Thursday, July 21, 2005

Give A Man A Fish - Teach A Man to Fish


As just about any lawyer will tell you, legal professionals don't advertise - they market. Within the last 7-10 years, the Internet has revolutionized the way attorneys market and attract clientele. However, comprehensive studies on new marketing methods using the Internet are sparse and generally reflect the mixed results legal professionals have experienced with Internet marketing.

Any solo/small practitioner that is a student of the Foonberg law practice bible will immediately notice that Foonberg's venerable guide is lacking with regard to Internet marketing. His recommendations regarding the use of telex machines and yellow-page advertisements almost seem quaint in 2005. So where should small/solo practitioners go to look for advice on Internet marketing?

A March 2004 article in the ABA Law Journal attempts to at least partially answer this question. Entitled, Casting for Clients, (90 ABAJ 34) the article written by Terry Carter, lists examples of past successes and failures small/solo attorneys have had with the Internet over the years. What seems to be clear is that lawyer referral web sites are becoming increasingly specialized, especially around some of the more unsavory aspects of the legal profession as evidenced by www.classaction.com. However, for the average general practitioner, Randolph James of Winston-Salem, North Carolina recommends:

"...[James] started getting some good cases when Martindale-Hubbell's www.lawyers.com, which handles his Web site, entered into agreements with MSN.com, America Online and others to boost rankings in search engines. Suddenly he was hearing from a lot more prospective clients by e-mail, which has the added value of being more efficient than fielding phone calls.
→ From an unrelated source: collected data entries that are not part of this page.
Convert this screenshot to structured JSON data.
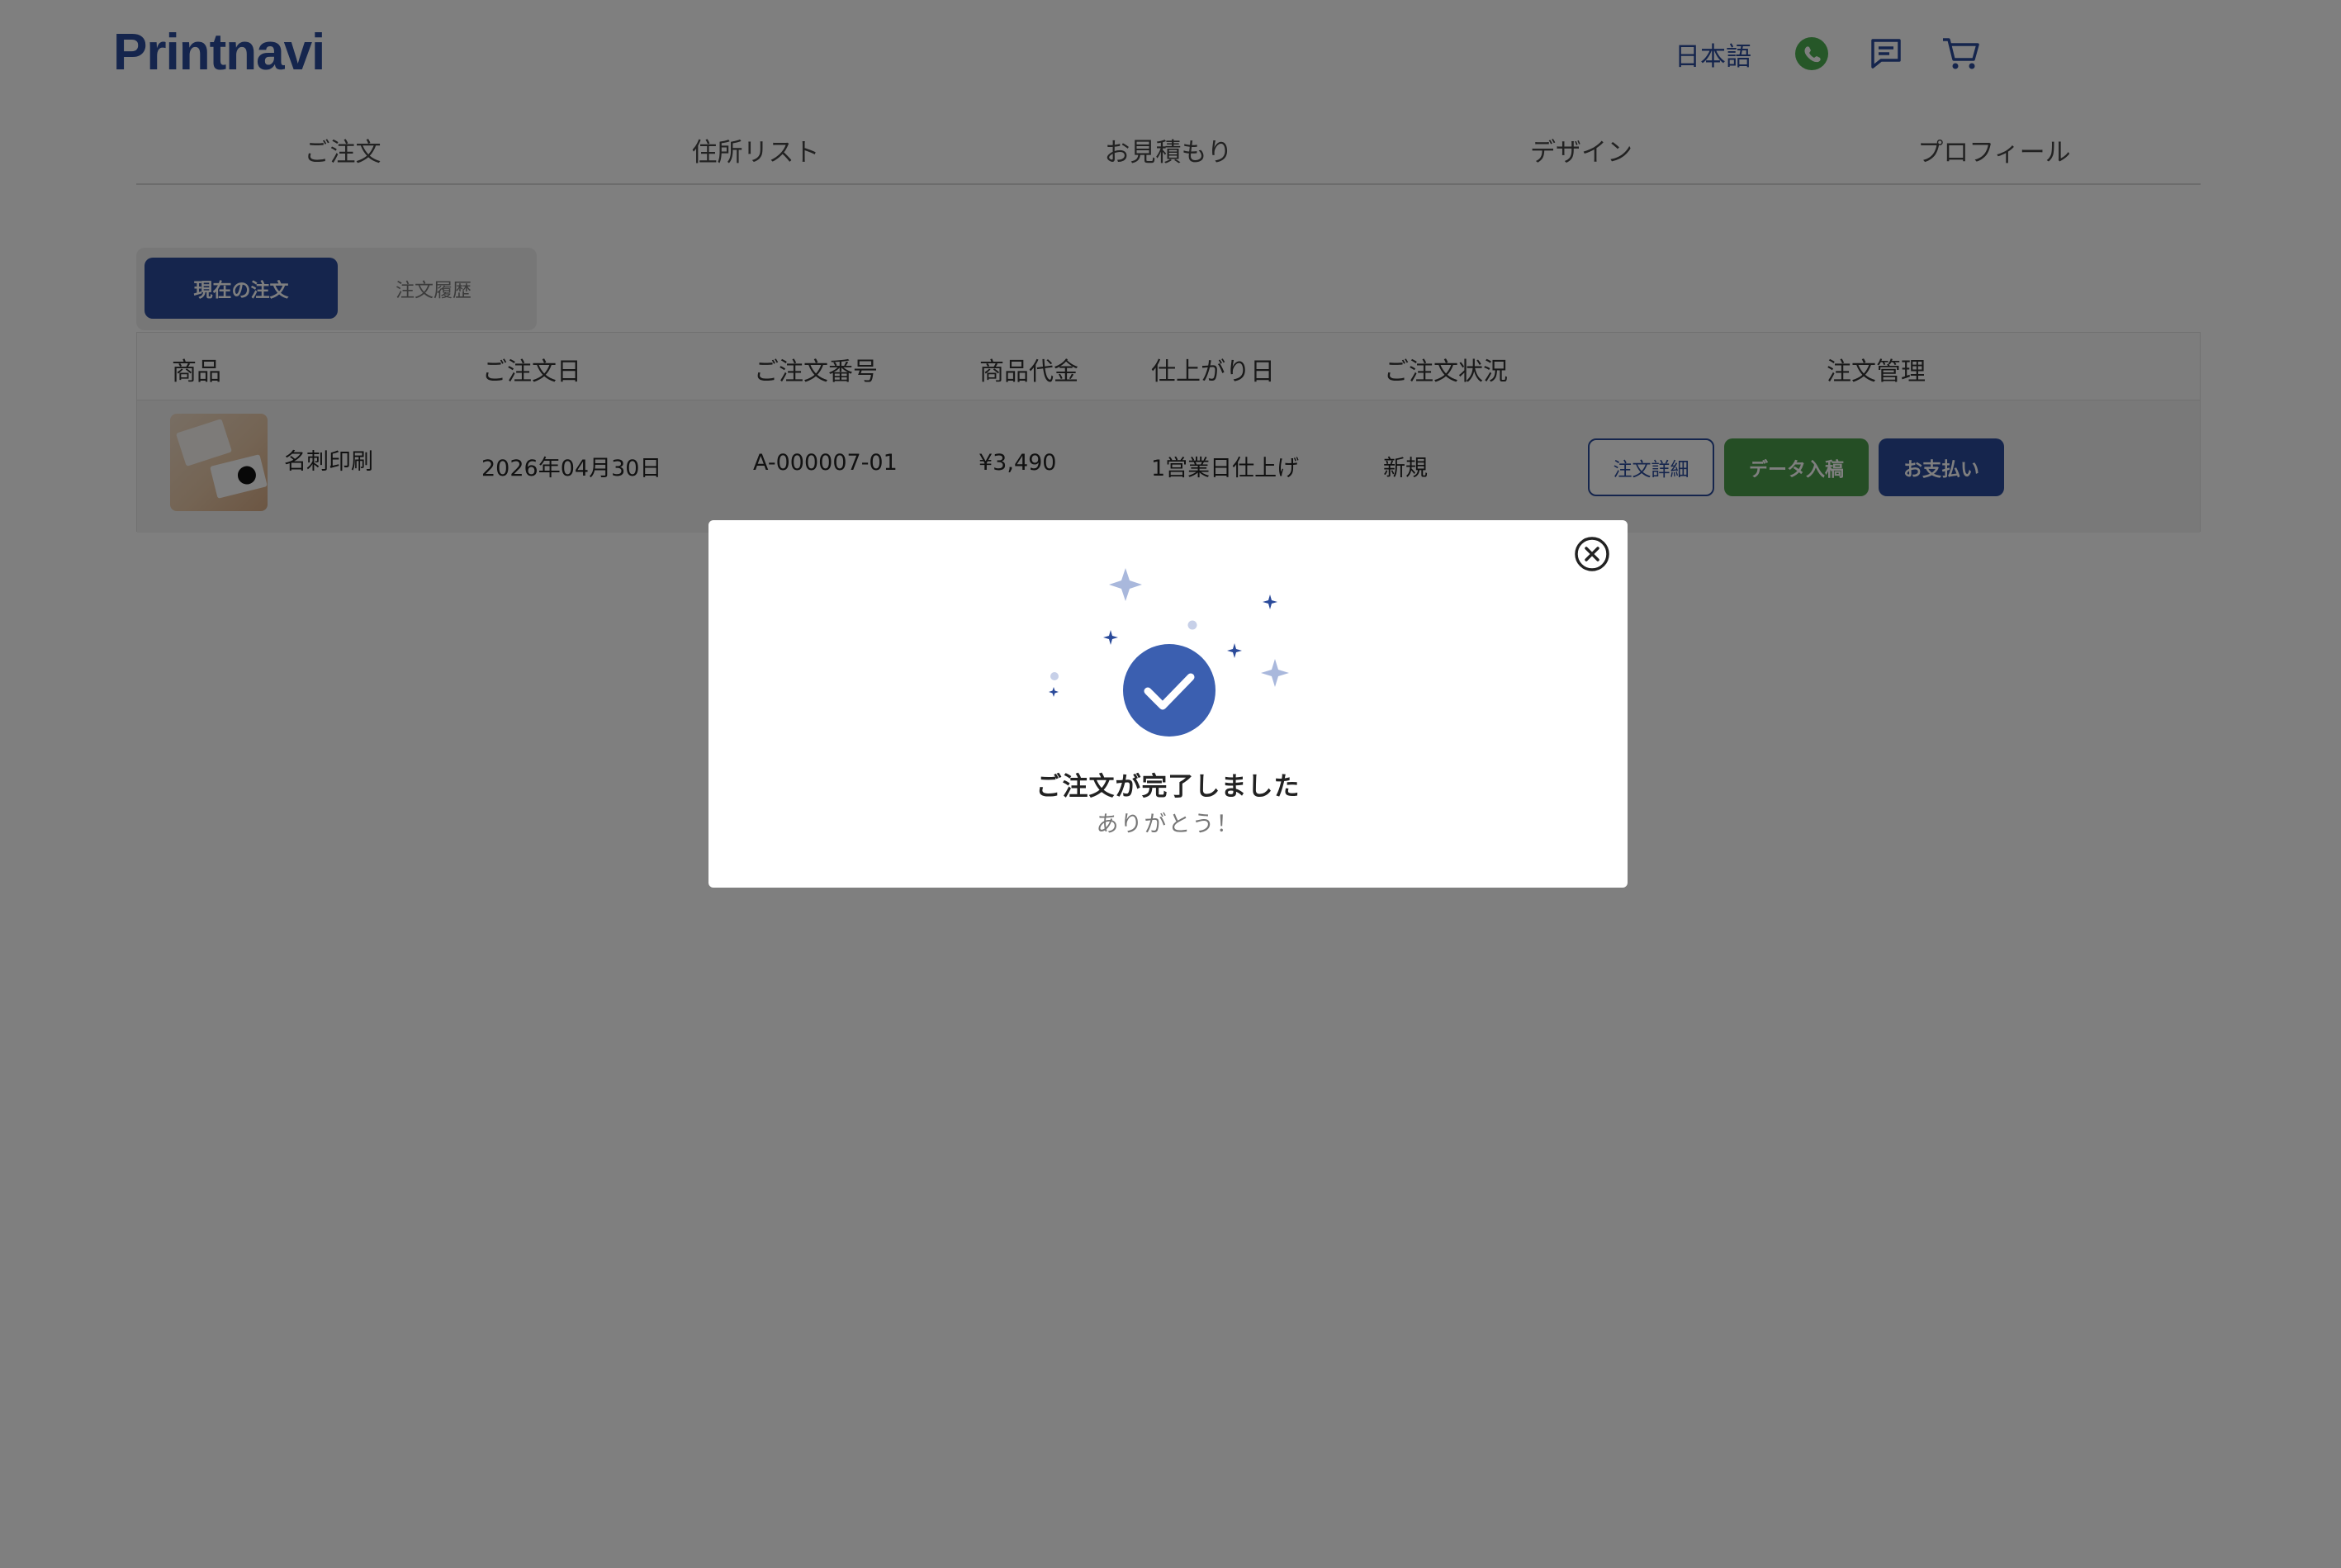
{
  "header": {
    "logo": "Printnavi",
    "language": "日本語",
    "icons": [
      "whatsapp-icon",
      "chat-icon",
      "cart-icon"
    ]
  },
  "nav": {
    "items": [
      {
        "label": "ご注文"
      },
      {
        "label": "住所リスト"
      },
      {
        "label": "お見積もり"
      },
      {
        "label": "デザイン"
      },
      {
        "label": "プロフィール"
      }
    ]
  },
  "tabs": {
    "current": "現在の注文",
    "history": "注文履歴"
  },
  "table": {
    "headers": {
      "product": "商品",
      "order_date": "ご注文日",
      "order_number": "ご注文番号",
      "price": "商品代金",
      "finish_date": "仕上がり日",
      "status": "ご注文状況",
      "manage": "注文管理"
    },
    "rows": [
      {
        "product": "名刺印刷",
        "order_date": "2026年04月30日",
        "order_number": "A-000007-01",
        "price": "¥3,490",
        "finish_date": "1営業日仕上げ",
        "status": "新規",
        "actions": {
          "detail": "注文詳細",
          "data": "データ入稿",
          "pay": "お支払い"
        }
      }
    ]
  },
  "modal": {
    "title": "ご注文が完了しました",
    "subtitle": "ありがとう！"
  },
  "colors": {
    "brand": "#2a4a9a",
    "accent_green": "#4b9c4a",
    "check_circle": "#3b5fb0",
    "sparkle_light": "#a9b8dc",
    "whatsapp": "#4caf50"
  }
}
Lawyers.com is one of several better-known lawyer-client matching services that either survived the dot-com bust of a few years ago or took advantage of its lessons."I'm staying pretty busy and getting my share of work," says James, who has a wide-ranging practice that includes personal injury, construction law and professional liability. "Work tends to find prominent, cutting-edge attorneys, but if you're like the rest of us, you've got to find the work yourself or make sure it finds you."

Does your practice still buy yellow-page advertisements? If so, why?

What percentage of your clients are generated by lawyer referral services? Are they from brick-and-mortar referrals or over the Internet?

What other electronic tools do you use to promote your practice? What is the reach?